The Canadian government is offering to store bulk data for U.S. tech giants like Google and Facebook in the wake of unveiled domestic spying programs by the National Security Agency.
Canadian officials appear poised to take advantage of the fallout in consumer trust Silicon Valley’s biggest companies are experiencing after the surveillance programs leaked by former agency contractor Edward Snowden revealed users’ data is far from private and secure. Some documents even allege companies worked with the signals intelligence agency to give direct access to their data banks.

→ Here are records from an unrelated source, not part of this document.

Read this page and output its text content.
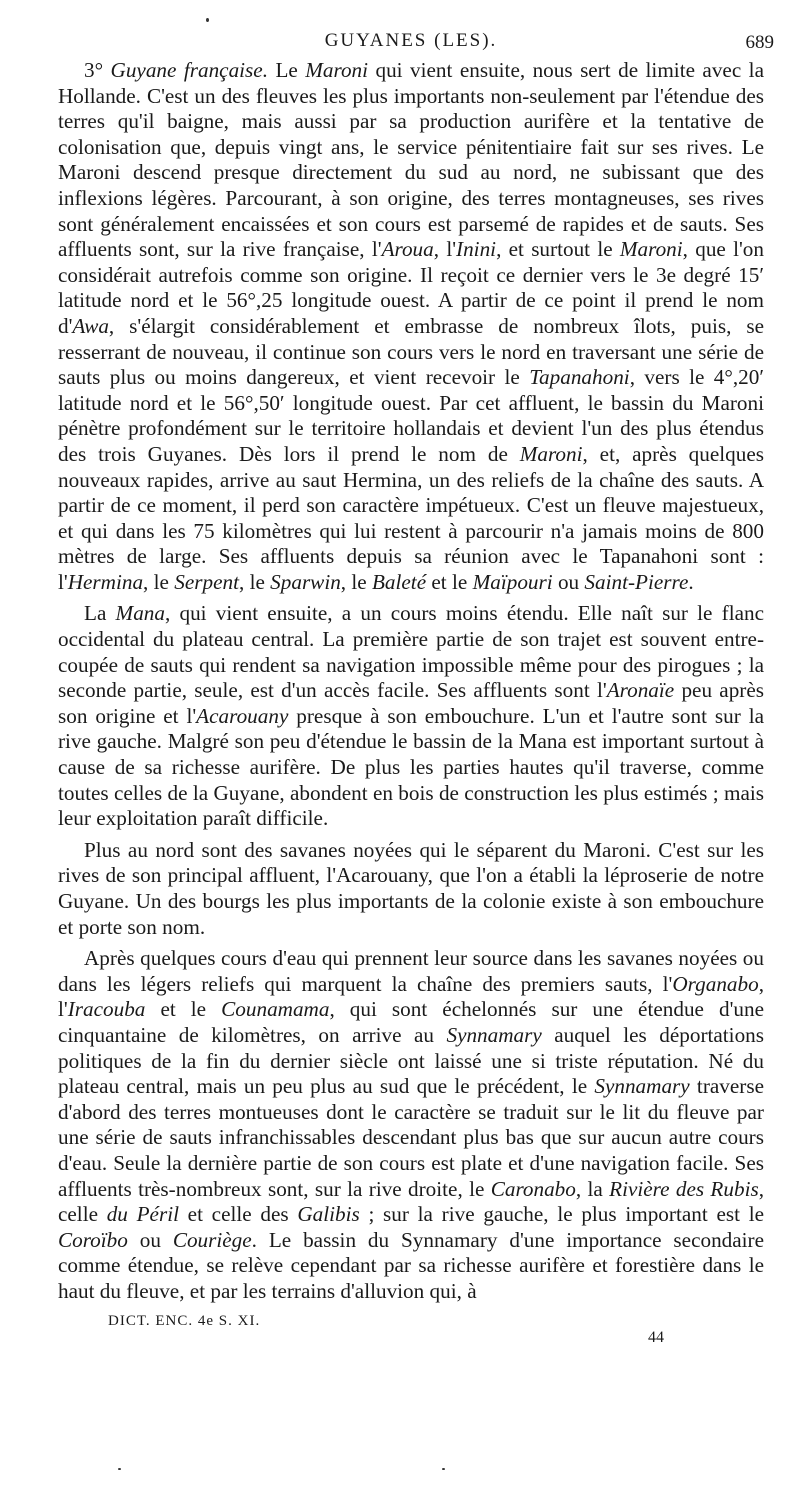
GUYANES (LES).	689

3° Guyane française. Le Maroni qui vient ensuite, nous sert de limite avec la Hollande. C'est un des fleuves les plus importants non-seulement par l'étendue des terres qu'il baigne, mais aussi par sa production aurifère et la tentative de colonisation que, depuis vingt ans, le service pénitentiaire fait sur ses rives. Le Maroni descend presque directement du sud au nord, ne subissant que des inflexions légères. Parcourant, à son origine, des terres montagneuses, ses rives sont généralement encaissées et son cours est parsemé de rapides et de sauts. Ses affluents sont, sur la rive française, l'Aroua, l'Inini, et surtout le Maroni, que l'on considérait autrefois comme son origine. Il reçoit ce dernier vers le 3e degré 15′ latitude nord et le 56°,25 longitude ouest. A partir de ce point il prend le nom d'Awa, s'élargit considérablement et embrasse de nombreux îlots, puis, se resserrant de nouveau, il continue son cours vers le nord en traversant une série de sauts plus ou moins dangereux, et vient recevoir le Tapanahoni, vers le 4°,20′ latitude nord et le 56°,50′ longitude ouest. Par cet affluent, le bassin du Maroni pénètre profondément sur le territoire hollandais et devient l'un des plus étendus des trois Guyanes. Dès lors il prend le nom de Maroni, et, après quelques nouveaux rapides, arrive au saut Hermina, un des reliefs de la chaîne des sauts. A partir de ce moment, il perd son caractère impétueux. C'est un fleuve majestueux, et qui dans les 75 kilomètres qui lui restent à parcourir n'a jamais moins de 800 mètres de large. Ses affluents depuis sa réunion avec le Tapanahoni sont : l'Hermina, le Serpent, le Sparwin, le Baleté et le Maïpouri ou Saint-Pierre.

La Mana, qui vient ensuite, a un cours moins étendu. Elle naît sur le flanc occidental du plateau central. La première partie de son trajet est souvent entre-coupée de sauts qui rendent sa navigation impossible même pour des pirogues ; la seconde partie, seule, est d'un accès facile. Ses affluents sont l'Aronaïe peu après son origine et l'Acarouany presque à son embouchure. L'un et l'autre sont sur la rive gauche. Malgré son peu d'étendue le bassin de la Mana est important surtout à cause de sa richesse aurifère. De plus les parties hautes qu'il traverse, comme toutes celles de la Guyane, abondent en bois de construction les plus estimés ; mais leur exploitation paraît difficile.

Plus au nord sont des savanes noyées qui le séparent du Maroni. C'est sur les rives de son principal affluent, l'Acarouany, que l'on a établi la léproserie de notre Guyane. Un des bourgs les plus importants de la colonie existe à son embouchure et porte son nom.

Après quelques cours d'eau qui prennent leur source dans les savanes noyées ou dans les légers reliefs qui marquent la chaîne des premiers sauts, l'Organabo, l'Iracouba et le Counamama, qui sont échelonnés sur une étendue d'une cinquantaine de kilomètres, on arrive au Synnamary auquel les déportations politiques de la fin du dernier siècle ont laissé une si triste réputation. Né du plateau central, mais un peu plus au sud que le précédent, le Synnamary traverse d'abord des terres montueuses dont le caractère se traduit sur le lit du fleuve par une série de sauts infranchissables descendant plus bas que sur aucun autre cours d'eau. Seule la dernière partie de son cours est plate et d'une navigation facile. Ses affluents très-nombreux sont, sur la rive droite, le Caronabo, la Rivière des Rubis, celle du Péril et celle des Galibis ; sur la rive gauche, le plus important est le Coroïbo ou Couriège. Le bassin du Synnamary d'une importance secondaire comme étendue, se relève cependant par sa richesse aurifère et forestière dans le haut du fleuve, et par les terrains d'alluvion qui, à

DICT. ENC. 4e S. XI.
44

According to founder and chief executive of the Canadian Cloud Council Robert Hart, there is now a growing push in the Canadian government to store Silicon Valley’s databanks north of the border to increase Americans’ confidence in the service, software and hardware providers and stem their potential profit loss.

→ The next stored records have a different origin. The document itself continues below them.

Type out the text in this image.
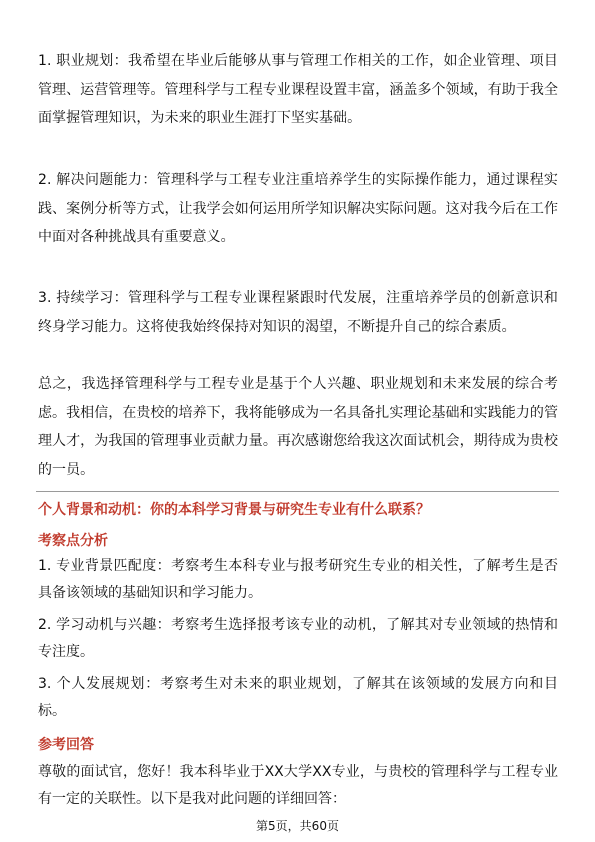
1. 职业规划：我希望在毕业后能够从事与管理工作相关的工作，如企业管理、项目管理、运营管理等。管理科学与工程专业课程设置丰富，涵盖多个领域，有助于我全面掌握管理知识，为未来的职业生涯打下坚实基础。

2. 解决问题能力：管理科学与工程专业注重培养学生的实际操作能力，通过课程实践、案例分析等方式，让我学会如何运用所学知识解决实际问题。这对我今后在工作中面对各种挑战具有重要意义。

3. 持续学习：管理科学与工程专业课程紧跟时代发展，注重培养学员的创新意识和终身学习能力。这将使我始终保持对知识的渴望，不断提升自己的综合素质。

总之，我选择管理科学与工程专业是基于个人兴趣、职业规划和未来发展的综合考虑。我相信，在贵校的培养下，我将能够成为一名具备扎实理论基础和实践能力的管理人才，为我国的管理事业贡献力量。再次感谢您给我这次面试机会，期待成为贵校的一员。

个人背景和动机：你的本科学习背景与研究生专业有什么联系？

考察点分析

1. 专业背景匹配度：考察考生本科专业与报考研究生专业的相关性，了解考生是否具备该领域的基础知识和学习能力。

2. 学习动机与兴趣：考察考生选择报考该专业的动机，了解其对专业领域的热情和专注度。

3. 个人发展规划：考察考生对未来的职业规划，了解其在该领域的发展方向和目标。

参考回答

尊敬的面试官，您好！我本科毕业于XX大学XX专业，与贵校的管理科学与工程专业有一定的关联性。以下是我对此问题的详细回答：

第5页，共60页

“There are governmental agencies right now in Canada who are actively trying to recruit Silicon Valley companies like Google and Facebook and trying to convince them to build cloud infrastructure in Canada,” Hart said in a Wednesday interview with the Toronto Star.
“I would say there’s a lot of movement right now at a political level to convince some of these larger software companies… to host their software in Canada to get that data away from the NSA for optical reasons,” Hart said.

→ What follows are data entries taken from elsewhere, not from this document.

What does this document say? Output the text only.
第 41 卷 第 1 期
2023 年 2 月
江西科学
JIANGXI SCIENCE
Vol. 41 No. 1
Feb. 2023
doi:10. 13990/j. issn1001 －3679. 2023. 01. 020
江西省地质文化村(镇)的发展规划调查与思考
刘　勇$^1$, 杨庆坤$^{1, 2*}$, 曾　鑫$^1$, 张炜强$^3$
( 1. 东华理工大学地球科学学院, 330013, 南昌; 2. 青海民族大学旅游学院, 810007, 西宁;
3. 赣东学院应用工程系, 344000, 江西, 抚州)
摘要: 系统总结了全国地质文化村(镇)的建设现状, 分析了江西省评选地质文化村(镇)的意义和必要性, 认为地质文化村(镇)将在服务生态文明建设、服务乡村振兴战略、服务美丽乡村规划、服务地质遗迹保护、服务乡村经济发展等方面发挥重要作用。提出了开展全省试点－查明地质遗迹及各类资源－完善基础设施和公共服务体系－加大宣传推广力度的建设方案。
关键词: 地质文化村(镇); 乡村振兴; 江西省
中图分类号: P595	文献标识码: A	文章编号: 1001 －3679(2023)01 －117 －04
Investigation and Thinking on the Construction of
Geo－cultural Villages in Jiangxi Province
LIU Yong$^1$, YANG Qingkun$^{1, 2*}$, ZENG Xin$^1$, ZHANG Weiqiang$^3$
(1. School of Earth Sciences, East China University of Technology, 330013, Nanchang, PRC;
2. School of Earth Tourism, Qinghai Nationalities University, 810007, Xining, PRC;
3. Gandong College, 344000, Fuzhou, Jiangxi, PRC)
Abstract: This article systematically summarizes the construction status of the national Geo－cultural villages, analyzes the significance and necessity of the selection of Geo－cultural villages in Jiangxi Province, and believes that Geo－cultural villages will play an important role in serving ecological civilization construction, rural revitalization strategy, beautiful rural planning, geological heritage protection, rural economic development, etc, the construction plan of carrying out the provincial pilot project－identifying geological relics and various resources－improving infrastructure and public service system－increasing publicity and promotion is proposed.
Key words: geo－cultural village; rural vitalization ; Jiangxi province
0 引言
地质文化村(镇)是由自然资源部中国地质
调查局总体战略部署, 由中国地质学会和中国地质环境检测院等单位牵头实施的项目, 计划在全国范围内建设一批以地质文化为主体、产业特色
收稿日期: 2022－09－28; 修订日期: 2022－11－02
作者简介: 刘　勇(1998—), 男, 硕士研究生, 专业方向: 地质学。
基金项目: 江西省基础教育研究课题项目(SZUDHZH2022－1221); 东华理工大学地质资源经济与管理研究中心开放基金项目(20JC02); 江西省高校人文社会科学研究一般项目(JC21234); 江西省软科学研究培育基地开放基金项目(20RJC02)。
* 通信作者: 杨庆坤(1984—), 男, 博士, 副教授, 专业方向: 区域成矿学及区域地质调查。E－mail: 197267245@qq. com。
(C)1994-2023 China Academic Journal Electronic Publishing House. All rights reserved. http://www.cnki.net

The NSA’s overzealous spying efforts could end up costing the U.S. economy significantly if Silicon Valley seizes opportunities like the one offered by Canada. One estimate cited by the Star said the move could cost up to $35 billion in lost U.S. economic revenue in just three years from a cloud-computing industry expected to be worth $200 billion by 2016.
“I think right now Canadian and international organizations have a monumental opportunity to capture a lot of business from organizations that no longer want to deal with the States,” Hart said.
Canada could likely be the most ideally-suited foreign location to build the enormous warehouses that house the digital storage servers and cloud infrastructure of companies like Google, thanks to its naturally cold climate and cheap energy. Documents leaked by Snowden reveal these data hubs to be some of the NSA’s primary targets.
Though moving the physical infrastructure for data storage international could be a useful talking point for companies to convince consumers their privacy and data are safe, the reality is that it likely wouldn’t be — and may actually be less safe.
The NSA’s official mandate is to intercept foreign signals for the purpose of intelligence gathering, a goal upon which few legal barriers impede. Domestically, the agency is supposed to adhere to Foreign Intelligence Surveillance Court rulings and warrants to obtain permission to spy, though recent documents prove they have found ways of bending and outright breaking those rules.
A leaked program called MUSCULAR, for example, detailed how breaking into the cloud storage networks of companies like Google was even easier overseas by hacking in through international service way stations and fiber-optic cable connection points.
“The NSA hires probably the smartest hackers on the planet Earth. If they want to get into somebody’s data, they’re going to get it, no doubt about it,” Hart said.